DWQ regional supervisor Forest Westall has been associated with at least the last five permit renewals. In an interview before the hearing. Westall agreed that color in the Pigeon is an aesthetic issue.

“It’s been too high for too long,” he said.

But Westall disagrees with the environmentalists’ assessment of the permit.

“This is a work in progress. The company realizes the need to do more. Blue Ridge Paper exceeded the last permit and we feel they will do it again and remove the need for any variance,” Westall said.

While almost all the speakers at the hearing applauded the employee buyout of Champion and praised Blue Ridge, there was some finger pointing and posturing reminiscent of the more acrimonious, early battles between Champion and environmental groups.

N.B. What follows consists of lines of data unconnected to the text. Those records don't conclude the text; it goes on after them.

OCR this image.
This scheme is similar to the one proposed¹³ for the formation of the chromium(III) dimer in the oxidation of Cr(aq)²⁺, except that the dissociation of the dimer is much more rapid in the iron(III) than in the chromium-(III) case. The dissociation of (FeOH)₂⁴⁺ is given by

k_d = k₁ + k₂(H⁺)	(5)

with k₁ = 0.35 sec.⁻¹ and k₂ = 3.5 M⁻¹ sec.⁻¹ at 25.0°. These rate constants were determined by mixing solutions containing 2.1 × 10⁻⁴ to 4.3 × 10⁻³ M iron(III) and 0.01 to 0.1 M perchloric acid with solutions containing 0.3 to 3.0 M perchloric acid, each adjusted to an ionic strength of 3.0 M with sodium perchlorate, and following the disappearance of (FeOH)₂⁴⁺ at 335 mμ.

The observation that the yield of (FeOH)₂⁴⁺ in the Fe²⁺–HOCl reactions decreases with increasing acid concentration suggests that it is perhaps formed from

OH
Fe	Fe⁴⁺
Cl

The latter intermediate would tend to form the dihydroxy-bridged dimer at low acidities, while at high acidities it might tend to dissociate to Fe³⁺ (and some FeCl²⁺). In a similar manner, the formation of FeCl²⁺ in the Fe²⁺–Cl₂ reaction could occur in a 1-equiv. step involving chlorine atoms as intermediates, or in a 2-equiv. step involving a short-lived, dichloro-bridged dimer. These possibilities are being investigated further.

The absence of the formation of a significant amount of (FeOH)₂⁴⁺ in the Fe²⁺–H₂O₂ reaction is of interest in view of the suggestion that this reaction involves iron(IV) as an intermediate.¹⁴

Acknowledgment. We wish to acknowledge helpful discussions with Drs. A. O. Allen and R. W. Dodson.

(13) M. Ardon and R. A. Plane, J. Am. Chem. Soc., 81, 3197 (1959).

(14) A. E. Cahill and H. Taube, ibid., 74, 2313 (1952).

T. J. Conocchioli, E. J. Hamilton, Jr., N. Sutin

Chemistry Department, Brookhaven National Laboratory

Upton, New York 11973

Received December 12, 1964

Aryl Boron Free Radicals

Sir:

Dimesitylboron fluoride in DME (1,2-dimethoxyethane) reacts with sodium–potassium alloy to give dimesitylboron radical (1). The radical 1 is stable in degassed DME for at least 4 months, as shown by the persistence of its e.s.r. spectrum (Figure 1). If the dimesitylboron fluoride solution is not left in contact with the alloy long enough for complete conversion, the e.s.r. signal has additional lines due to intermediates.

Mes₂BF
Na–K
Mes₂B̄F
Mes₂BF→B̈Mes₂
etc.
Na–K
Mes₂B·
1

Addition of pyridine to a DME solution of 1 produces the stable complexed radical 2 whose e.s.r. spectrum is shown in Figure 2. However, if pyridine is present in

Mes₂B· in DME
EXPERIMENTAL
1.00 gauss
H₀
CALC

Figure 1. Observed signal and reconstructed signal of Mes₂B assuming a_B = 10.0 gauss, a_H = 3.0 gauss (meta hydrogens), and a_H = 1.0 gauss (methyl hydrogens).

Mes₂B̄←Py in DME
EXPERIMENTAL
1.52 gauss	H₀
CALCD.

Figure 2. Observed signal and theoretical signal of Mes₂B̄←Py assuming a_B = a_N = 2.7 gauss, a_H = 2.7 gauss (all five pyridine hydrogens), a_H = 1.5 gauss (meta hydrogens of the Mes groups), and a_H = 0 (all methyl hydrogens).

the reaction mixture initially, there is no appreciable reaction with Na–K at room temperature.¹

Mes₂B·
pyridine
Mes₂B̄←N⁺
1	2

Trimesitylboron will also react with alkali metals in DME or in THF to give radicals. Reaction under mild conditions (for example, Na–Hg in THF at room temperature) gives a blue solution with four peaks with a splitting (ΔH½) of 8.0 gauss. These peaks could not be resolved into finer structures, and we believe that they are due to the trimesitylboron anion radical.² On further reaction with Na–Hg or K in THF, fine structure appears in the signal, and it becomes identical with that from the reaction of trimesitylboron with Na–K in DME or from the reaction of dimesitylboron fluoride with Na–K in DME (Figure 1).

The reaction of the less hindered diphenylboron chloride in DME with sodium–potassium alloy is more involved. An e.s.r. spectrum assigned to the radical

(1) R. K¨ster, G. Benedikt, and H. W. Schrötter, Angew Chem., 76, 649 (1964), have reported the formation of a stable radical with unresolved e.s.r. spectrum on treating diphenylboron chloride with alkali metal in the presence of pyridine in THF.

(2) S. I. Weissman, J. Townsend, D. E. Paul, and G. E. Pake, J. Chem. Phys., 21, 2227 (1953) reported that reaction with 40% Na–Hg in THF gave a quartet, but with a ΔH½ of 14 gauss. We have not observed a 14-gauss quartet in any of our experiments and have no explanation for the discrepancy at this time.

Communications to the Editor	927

Gay Webb of Wilton Springs, Tenn., who is one of the founding members of the Dead Pigeon River Council, told those present at the hearing, “Unless a stricter permit is adopted, a lawsuit against Blue Ridge Paper Products will go forward.”

Jim Stevens, chairman of the Haywood County board of commissioners, told the crowd he was speaking as a private citizen.

“I would like to see the river cleaned up and I hope we clean it up as fast as we can. But it didn’t get that way over night and it won’t get cleaned up over night,” he said.

When utilities like TVA and CP&L clean up the air, citizens will pay for it, Stevens said.

“Blue Ridge Paper can’t do that. We want to do what we can to clean the river, but we want to do it incrementally,” he said.

Pat Smathers, mayor of Canton, and Jay Hinson, director of Haywood County Economic Development Commission, noted the major impact Blue Ridge has on the economy of the region. Smathers said the mill accounted for over 58 percent of the town’s total tax base. Hinson said if the county lost the 1,375 jobs provided by Blue Ridge it would be “devastated.”

Numerous supporters of the draft permit noted the state’s Aug. 28 lifting of a fish consumption advisory for the Pigeon River as proof the river was clean. Environmentalist shrugged at the timing of the announcement, 10 days before the public hearing.

“The timing of the press release was fishy,” said Scott Jackson of the Clean Water Fund.

“Paddlers don’t eat the fish from the Pigeon River — we are the fish,” said Dave Jenkins of the American Canoe Association. He said he paddled the Pigeon Thursday afternoon and it left his eyes burning and skin itching.

According to Clean Water Fund, Blue Ridge needs to reduce color discharges by 27,000 pounds per day to do away with the variance. Taylor-Guevara said that is possible.

“The resulting report [a study contracted by Blue Ridge and the Clean Water Fund] identified several oxygen-based processes that would reduce color and chlorinated organic compounds which were affordable and could be implemented in a stepwise manner,” she said.

James Hutchinson, president of Smoky Mountain Local 507, said employees were not allowed to be a part of the process under Champion, but now have a vested interest.

“The union supports the dialogue with interested groups and continued investments in the environment. We challenge all groups to work together.”